According to Article 46 of the “Guidelines for the Articles of Association of Insurance Companies”, the articles of association of insurance companies must state that “the powers of the board of directors shall be exercised collectively by the board of directors. In principle, the statutory powers of the board of directors shall not be granted to the chairman, directors or other individuals and institutions. If authorization is necessary, it shall be carried out in accordance with the law through a resolution of the board of directors. Authorization shall be granted for each matter, and the powers of the board of directors shall not be granted to other institutions or individuals of the company in a general or permanent manner”. The statutory powers of the board of directors shall not be changed or deprived by means of the articles of association, resolutions of shareholders’ meetings, etc.
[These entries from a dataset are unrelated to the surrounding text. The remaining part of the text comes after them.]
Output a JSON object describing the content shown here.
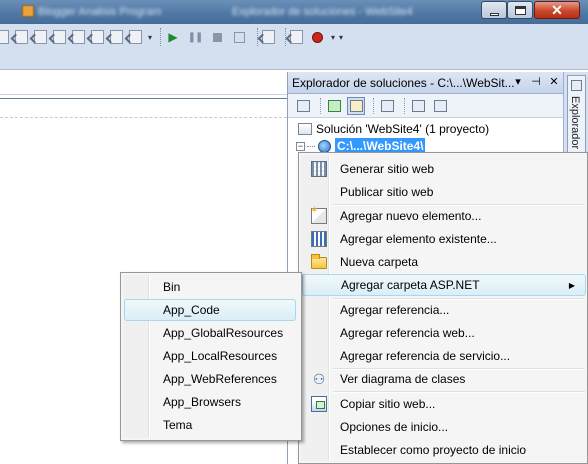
{
  "window": {
    "title_blurred": "Blogger Analisis Program",
    "title_blurred_2": "Explorador de soluciones - WebSite4",
    "buttons": {
      "minimize": "minimize-icon",
      "maximize": "maximize-icon",
      "close": "✕"
    }
  },
  "toolbar": {
    "icons": [
      "outdent-icon",
      "indent-icon",
      "comment-icon",
      "uncomment-icon",
      "bookmark-icon",
      "bookmark-prev-icon",
      "bookmark-next-icon",
      "find-icon",
      "play-icon",
      "pause-icon",
      "stop-icon",
      "step-icon",
      "window-icon",
      "breakpoint-icon"
    ],
    "overflow": "▾"
  },
  "solution_explorer": {
    "title": "Explorador de soluciones - C:\\...\\WebSit...",
    "title_buttons": {
      "dropdown": "▾",
      "pin": "⊣",
      "close": "✕"
    },
    "toolbar_icons": [
      "properties-icon",
      "refresh-icon",
      "nest-files-icon",
      "class-view-icon",
      "copy-website-icon",
      "asp-config-icon"
    ],
    "tree": {
      "solution": "Solución 'WebSite4'  (1 proyecto)",
      "expander": "−",
      "project": "C:\\...\\WebSite4\\"
    },
    "side_tab": "Explorador"
  },
  "context_menu": {
    "items": [
      {
        "label": "Generar sitio web",
        "icon": "build-website-icon"
      },
      {
        "label": "Publicar sitio web",
        "icon": ""
      },
      {
        "label": "Agregar nuevo elemento...",
        "icon": "new-item-icon"
      },
      {
        "label": "Agregar elemento existente...",
        "icon": "existing-item-icon"
      },
      {
        "label": "Nueva carpeta",
        "icon": "new-folder-icon"
      },
      {
        "label": "Agregar carpeta ASP.NET",
        "icon": "",
        "submenu_arrow": "▶"
      },
      {
        "label": "Agregar referencia...",
        "icon": ""
      },
      {
        "label": "Agregar referencia web...",
        "icon": ""
      },
      {
        "label": "Agregar referencia de servicio...",
        "icon": ""
      },
      {
        "label": "Ver diagrama de clases",
        "icon": "class-diagram-icon"
      },
      {
        "label": "Copiar sitio web...",
        "icon": "copy-website-icon"
      },
      {
        "label": "Opciones de inicio...",
        "icon": ""
      },
      {
        "label": "Establecer como proyecto de inicio",
        "icon": ""
      }
    ]
  },
  "submenu": {
    "items": [
      {
        "label": "Bin"
      },
      {
        "label": "App_Code"
      },
      {
        "label": "App_GlobalResources"
      },
      {
        "label": "App_LocalResources"
      },
      {
        "label": "App_WebReferences"
      },
      {
        "label": "App_Browsers"
      },
      {
        "label": "Tema"
      }
    ],
    "highlighted": "App_Code"
  },
  "colors": {
    "title_bar": "#4f77a4",
    "toolbar": "#d4dff0",
    "selection": "#3399ff",
    "menu_highlight": "#dbeef7"
  }
}
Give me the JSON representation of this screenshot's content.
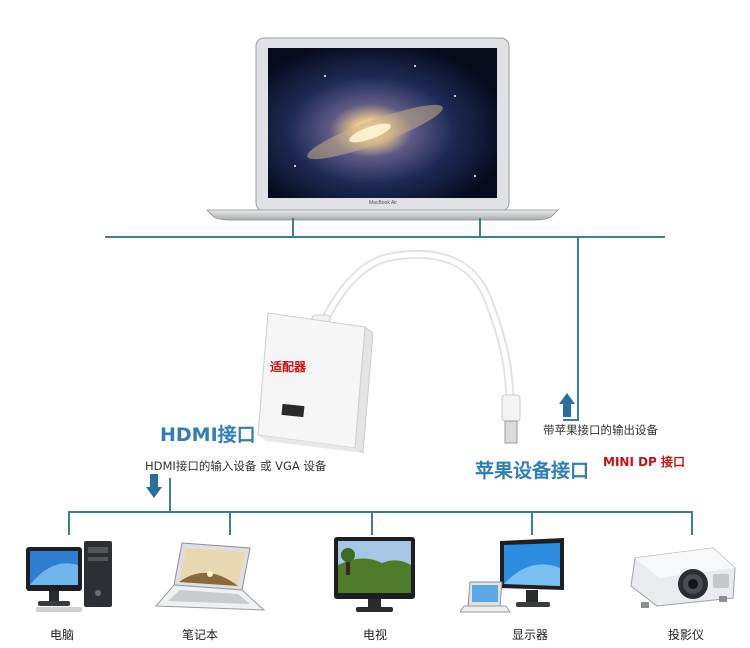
{
  "laptop": {
    "brand_label": "MacBook Air"
  },
  "adapter": {
    "label": "适配器"
  },
  "hdmi": {
    "title": "HDMI接口",
    "desc": "HDMI接口的输入设备 或 VGA 设备"
  },
  "apple": {
    "desc": "带苹果接口的输出设备",
    "title": "苹果设备接口",
    "mini_dp": "MINI DP 接口"
  },
  "devices": [
    {
      "label": "电脑",
      "icon": "desktop-computer-icon"
    },
    {
      "label": "笔记本",
      "icon": "laptop-icon"
    },
    {
      "label": "电视",
      "icon": "tv-icon"
    },
    {
      "label": "显示器",
      "icon": "monitor-icon"
    },
    {
      "label": "投影仪",
      "icon": "projector-icon"
    }
  ],
  "colors": {
    "line": "#3f7f95",
    "arrow": "#2a6ea0",
    "title": "#2f7fb5",
    "accent_red": "#cc1111"
  }
}
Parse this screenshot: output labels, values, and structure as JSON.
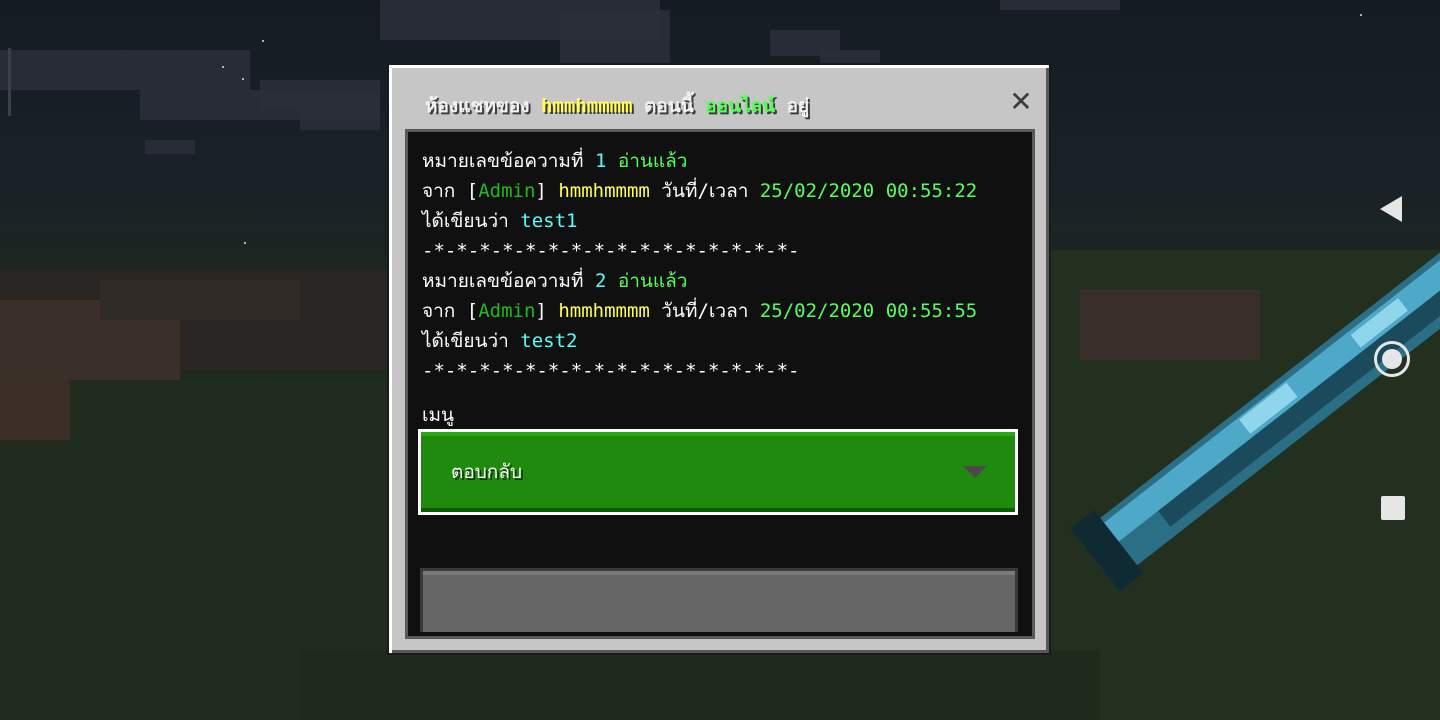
{
  "dialog": {
    "title": {
      "prefix": "ห้องแชทของ",
      "player": "hmmhmmmm",
      "middle": "ตอนนี้",
      "status": "ออนไลน์",
      "suffix": "อยู่"
    },
    "close_label": "✕"
  },
  "messages": [
    {
      "number_label": "หมายเลขข้อความที่",
      "number": "1",
      "read_status": "อ่านแล้ว",
      "from_label": "จาก",
      "rank": "Admin",
      "sender": "hmmhmmmm",
      "datetime_label": "วันที่/เวลา",
      "datetime": "25/02/2020 00:55:22",
      "wrote_label": "ได้เขียนว่า",
      "text": "test1",
      "separator": "-*-*-*-*-*-*-*-*-*-*-*-*-*-*-*-*-"
    },
    {
      "number_label": "หมายเลขข้อความที่",
      "number": "2",
      "read_status": "อ่านแล้ว",
      "from_label": "จาก",
      "rank": "Admin",
      "sender": "hmmhmmmm",
      "datetime_label": "วันที่/เวลา",
      "datetime": "25/02/2020 00:55:55",
      "wrote_label": "ได้เขียนว่า",
      "text": "test2",
      "separator": "-*-*-*-*-*-*-*-*-*-*-*-*-*-*-*-*-"
    }
  ],
  "menu": {
    "label": "เมนู",
    "selected": "ตอบกลับ"
  },
  "input": {
    "value": ""
  },
  "colors": {
    "accent_green": "#1f8a0e",
    "yellow": "#ffff55",
    "aqua": "#55ffff",
    "light_green": "#55ff55"
  },
  "nav": {
    "back_icon": "back-triangle-icon",
    "home_icon": "home-circle-icon",
    "recent_icon": "recent-square-icon"
  }
}
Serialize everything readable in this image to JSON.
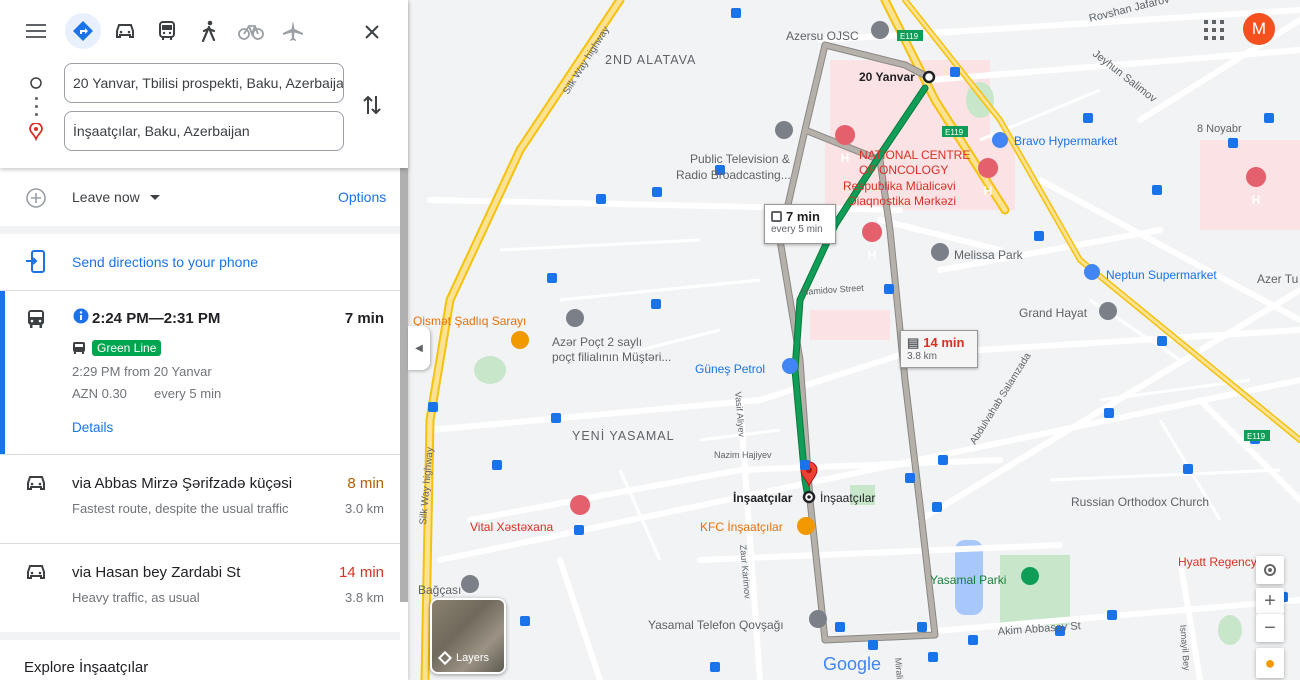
{
  "header": {
    "modes": [
      "best-route",
      "driving",
      "transit",
      "walking",
      "cycling",
      "flights"
    ],
    "from_value": "20 Yanvar, Tbilisi prospekti, Baku, Azerbaijan",
    "to_value": "İnşaatçılar, Baku, Azerbaijan"
  },
  "options_bar": {
    "leave_label": "Leave now",
    "options_label": "Options"
  },
  "send_label": "Send directions to your phone",
  "transit_route": {
    "times": "2:24 PM—2:31 PM",
    "duration": "7 min",
    "line": "Green Line",
    "from": "2:29 PM from 20 Yanvar",
    "fare": "AZN 0.30",
    "frequency": "every 5 min",
    "details_label": "Details"
  },
  "drive_routes": [
    {
      "via": "via Abbas Mirzə Şərifzadə küçəsi",
      "time": "8 min",
      "note": "Fastest route, despite the usual traffic",
      "dist": "3.0 km",
      "time_color": "#b06000"
    },
    {
      "via": "via Hasan bey Zardabi St",
      "time": "14 min",
      "note": "Heavy traffic, as usual",
      "dist": "3.8 km",
      "time_color": "#d93025"
    }
  ],
  "explore_label": "Explore İnşaatçılar",
  "map": {
    "avatar_letter": "M",
    "layers_label": "Layers",
    "google_label": "Google",
    "bubble_transit_time": "7 min",
    "bubble_transit_freq": "every 5 min",
    "bubble_drive_time": "14 min",
    "bubble_drive_dist": "3.8 km",
    "labels": {
      "azersu": "Azersu OJSC",
      "alatava": "2ND ALATAVA",
      "yanvar": "20 Yanvar",
      "rovshan": "Rovshan Jafarov",
      "jeyhun": "Jeyhun Salimov",
      "novabr": "8 Noyabr",
      "bravo": "Bravo Hypermarket",
      "oncology1": "NATIONAL CENTRE",
      "oncology2": "OF ONCOLOGY",
      "respublika1": "Respublika Müalicəvi",
      "respublika2": "Diaqnostika Mərkəzi",
      "ptv1": "Public Television &",
      "ptv2": "Radio Broadcasting...",
      "melissa": "Melissa Park",
      "neptun": "Neptun Supermarket",
      "azer_t": "Azer Tu",
      "hamidov": "Hamidov Street",
      "qismet": "Qismət Şadlıq Sarayı",
      "azerpoct1": "Azər Poçt 2 saylı",
      "azerpoct2": "poçt filialının Müştəri...",
      "gunes": "Güneş Petrol",
      "grand": "Grand Hayat",
      "salamzada": "Abdulvahab Salamzada",
      "yasamal": "YENİ YASAMAL",
      "vasif": "Vasif Aliyev",
      "nazim": "Nazim Hajiyev",
      "insaatcilar": "İnşaatçılar",
      "insaatcilar2": "İnşaatçılar",
      "vital": "Vital Xəstəxana",
      "kfc": "KFC İnşaatçılar",
      "zaur": "Zaur Karimov",
      "russian": "Russian Orthodox Church",
      "hyatt": "Hyatt Regency",
      "yasamal_park": "Yasamal Parki",
      "akim": "Akim Abbasov St",
      "telefon": "Yasamal Telefon Qovşağı",
      "bagcasi": "Bağçası",
      "silkway1": "Silk Way highway",
      "silkway2": "Silk Way highway",
      "mirali": "Mirali",
      "ismayil": "Ismayil Bey",
      "shields": [
        "E119",
        "E119",
        "E119"
      ]
    }
  },
  "colors": {
    "accent": "#1a73e8",
    "transit_green": "#0f9d58",
    "route_grey": "#a5a09b"
  }
}
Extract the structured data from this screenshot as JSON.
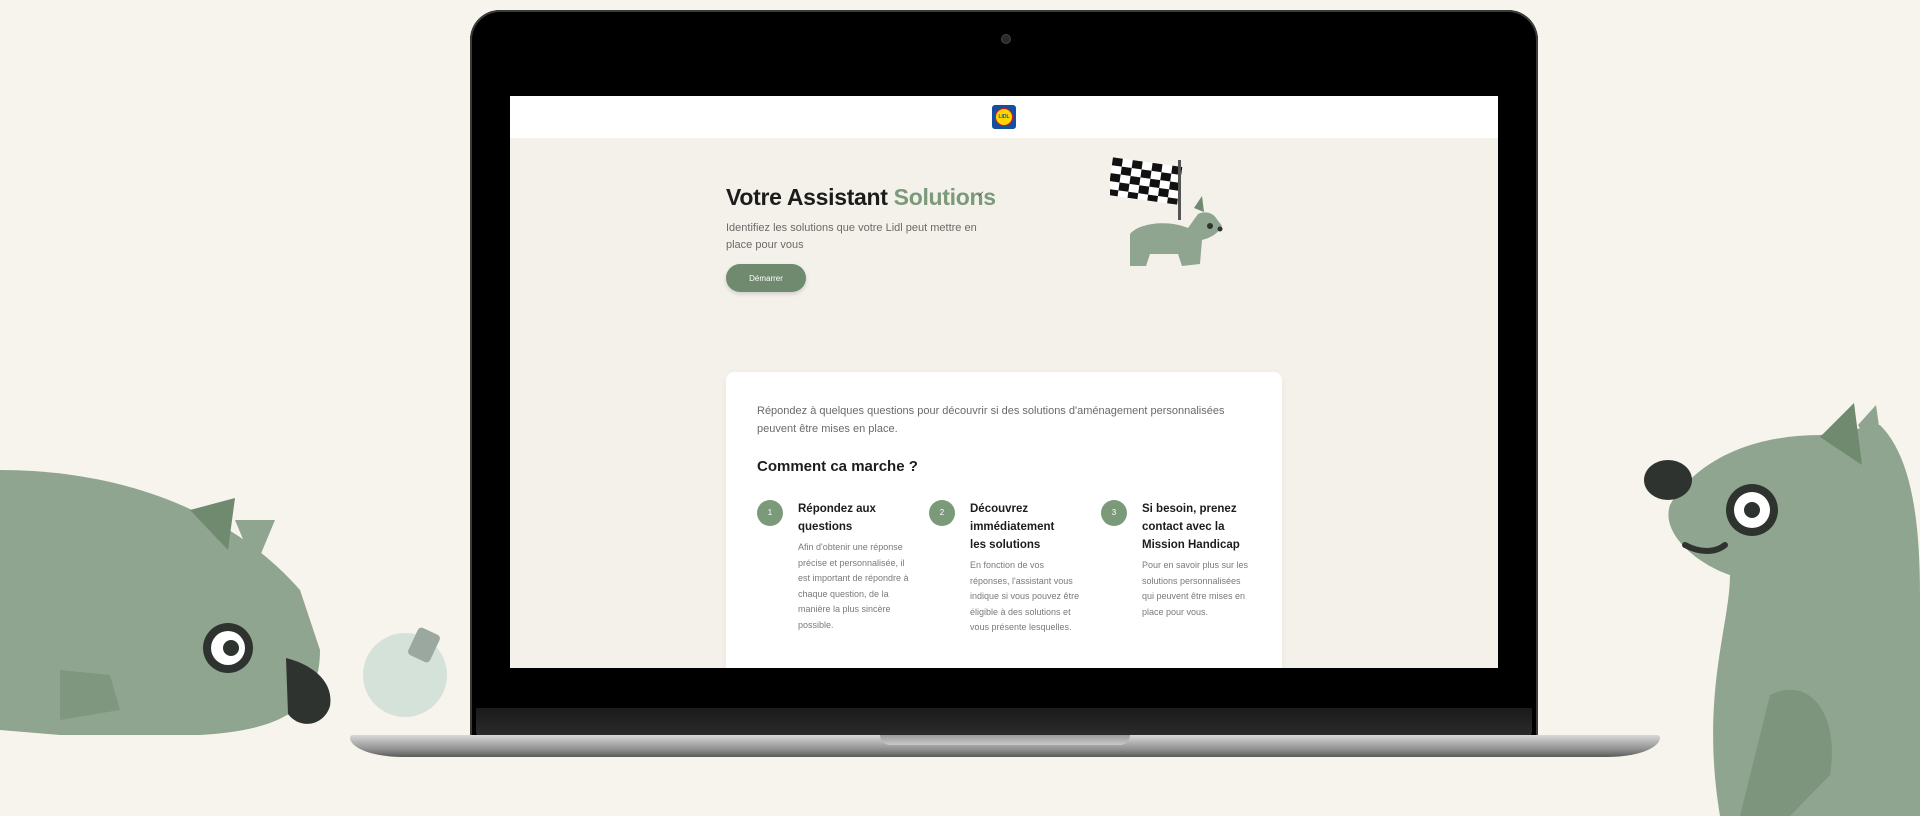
{
  "screen": {
    "logo_text": "LIDL",
    "hero": {
      "title": "Votre Assistant",
      "title_accent": "Solutions",
      "subtitle": "Identifiez les solutions que votre Lidl peut mettre en place pour vous",
      "start_label": "Démarrer"
    },
    "card": {
      "intro": "Répondez à quelques questions pour découvrir si des solutions d'aménagement personnalisées peuvent être mises en place.",
      "how_title": "Comment ca marche ?",
      "steps": [
        {
          "num": "1",
          "title": "Répondez aux questions",
          "text": "Afin d'obtenir une réponse précise et personnalisée, il est important de répondre à chaque question, de la manière la plus sincère possible."
        },
        {
          "num": "2",
          "title": "Découvrez immédiatement les solutions",
          "text": "En fonction de vos réponses, l'assistant vous indique si vous pouvez être éligible à des solutions et vous présente lesquelles."
        },
        {
          "num": "3",
          "title": "Si besoin, prenez contact avec la Mission Handicap",
          "text": "Pour en savoir plus sur les solutions personnalisées qui peuvent être mises en place pour vous."
        }
      ]
    }
  },
  "colors": {
    "background": "#f7f4ee",
    "accent_green": "#7a9a7a",
    "creature_green": "#8fa58f",
    "dark_text": "#1c1c1c"
  }
}
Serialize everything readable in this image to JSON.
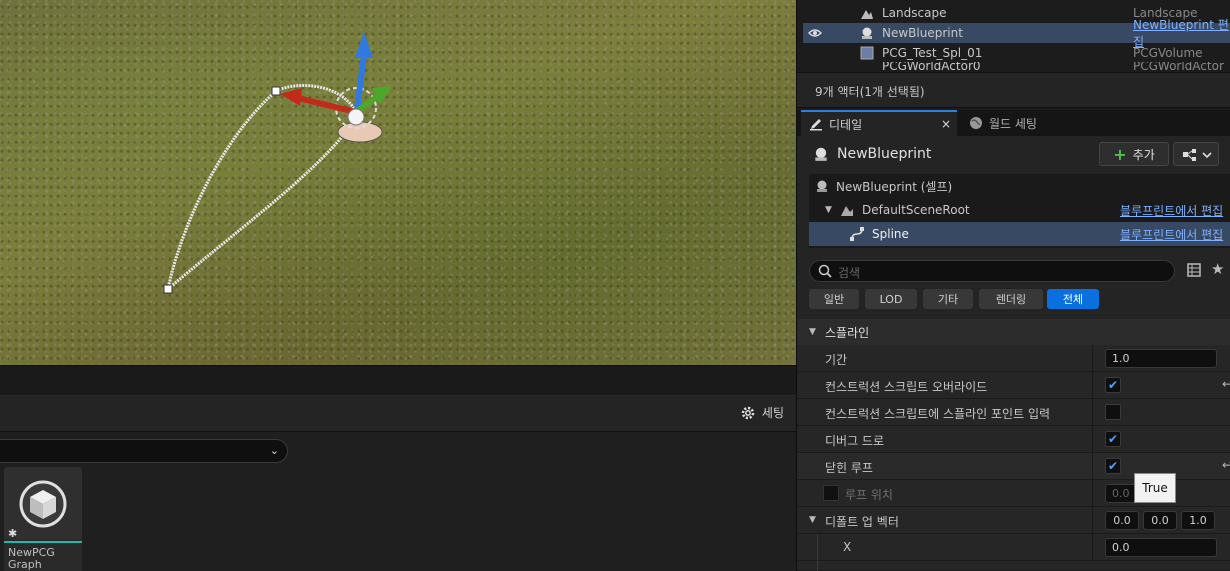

(II) Operation of the Board of Directors
Comments
The new Company Law uniformly amends the terms for convening the board of directors of limited liability companies and joint stock companies, adjusting the requirement from “more than half” to “more than half” to avoid a voting deadlock. Banking and insurance institutions need to adjust the relevant provisions of the articles of association and rules of procedure of insurance companies regarding the convening of the board of directors and the board of supervisors in accordance with the requirements of the new Company Law.
With the implementation of the new Company Law, the corporate governance structure of banking and insurance institutions has undergone important changes. As the core of corporate governance, the strengthening of the functions of directors and the board of directors not only strengthens the internal supervision and decision-making mechanism of the company, but also provides a more solid legal basis for the sound operation of banking and insurance institutions.
Banking and insurance institutions need to ensure the effective implementation of the provisions of the new Company Law by revising their articles of association, improving internal governance structures, and strengthening director training.